Media dalam opini adalah segala sesuatu yang bisa membuat pesan tersampaikan misalnya media cetak atau media online yang sangat banyak jenisnya. Kemudahan akan akses informasi menjadikan media sebagai sarana koreksi bagi negara. Contoh kecilnya ketika lembaga negara melakukan kesalahan maka para netizen akan memenuhi kolom komentar. Ini sebetulnya bagian mengecek dan menyeimbangkan langsung dari masyarakat. Pola demikian tidak pernah terpikirkan oleh Socrates karena ia hidup di era partisipasi masyarakat yang langsung.
Penambahan kekuasaan ini bagaimana jika dilihat dari sudut pandang negara? Apakah negara bisa menggunakan sifat alamiahnya untuk mengontrol media? Jawaban normatifnya ada dalam Undang-Undang Republik Indonesia Nomor 1 Tahun 2024 tentang Perubahan Kedua Atas Undang-UndangNomor 11 Tahun 2008 Tentang Informasi Dan Transaksi Elektronik.
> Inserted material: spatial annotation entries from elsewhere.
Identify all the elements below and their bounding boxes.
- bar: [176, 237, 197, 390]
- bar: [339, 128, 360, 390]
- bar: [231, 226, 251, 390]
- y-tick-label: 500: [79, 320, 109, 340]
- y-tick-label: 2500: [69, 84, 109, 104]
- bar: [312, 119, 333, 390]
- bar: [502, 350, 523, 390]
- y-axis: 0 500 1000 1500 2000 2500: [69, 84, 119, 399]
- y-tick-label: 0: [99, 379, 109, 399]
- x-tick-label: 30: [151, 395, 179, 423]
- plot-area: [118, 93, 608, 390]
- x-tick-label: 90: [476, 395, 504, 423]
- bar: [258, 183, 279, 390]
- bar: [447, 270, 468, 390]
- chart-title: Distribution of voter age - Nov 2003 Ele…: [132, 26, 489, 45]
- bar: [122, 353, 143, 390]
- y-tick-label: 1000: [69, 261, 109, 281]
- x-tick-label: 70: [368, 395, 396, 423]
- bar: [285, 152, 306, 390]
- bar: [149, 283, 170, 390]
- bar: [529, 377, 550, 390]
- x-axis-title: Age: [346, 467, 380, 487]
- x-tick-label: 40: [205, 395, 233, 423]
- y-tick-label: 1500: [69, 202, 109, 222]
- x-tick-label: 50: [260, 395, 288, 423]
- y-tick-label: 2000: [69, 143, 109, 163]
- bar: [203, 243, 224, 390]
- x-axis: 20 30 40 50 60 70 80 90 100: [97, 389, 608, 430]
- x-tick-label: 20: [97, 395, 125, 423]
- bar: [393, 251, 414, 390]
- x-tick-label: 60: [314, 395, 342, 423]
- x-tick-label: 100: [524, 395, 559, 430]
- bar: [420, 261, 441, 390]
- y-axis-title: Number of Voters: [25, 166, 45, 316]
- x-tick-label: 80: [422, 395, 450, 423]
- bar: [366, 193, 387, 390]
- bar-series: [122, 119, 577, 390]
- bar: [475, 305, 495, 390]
Negara sifatnya hanya mengontrol namun ia tidak bisa membendung masifnya partisipasi netizen dalam mengkoreksinya. Selain adanya koreksi, netizen sering kali memberikan masukan untuk masa mendatang.
Pola demikian menunjukkan publik yang semakin melek hukum dan politik. Adakalanya masukan dari netizen terkesan di luar nalar namun negara sebaiknya juga bisa menerima dan mencermatinya. Bukankah dulu Proklamasi disebarkan melalui media juga sehingga semua dunia mengetahui dan mengakuinya. Contoh lainnya waktu panjat tebing memenang medali emas Olimpiade, banyak negara memberi dukungan dan pada akhirnya terjadi pengawasan akan mutu olahraga menuju kesempurnaan berikutnya. Konsistensi ini harus dijaga karena media menjadi alaram selamanya yang terus menerus memberikan hal baik.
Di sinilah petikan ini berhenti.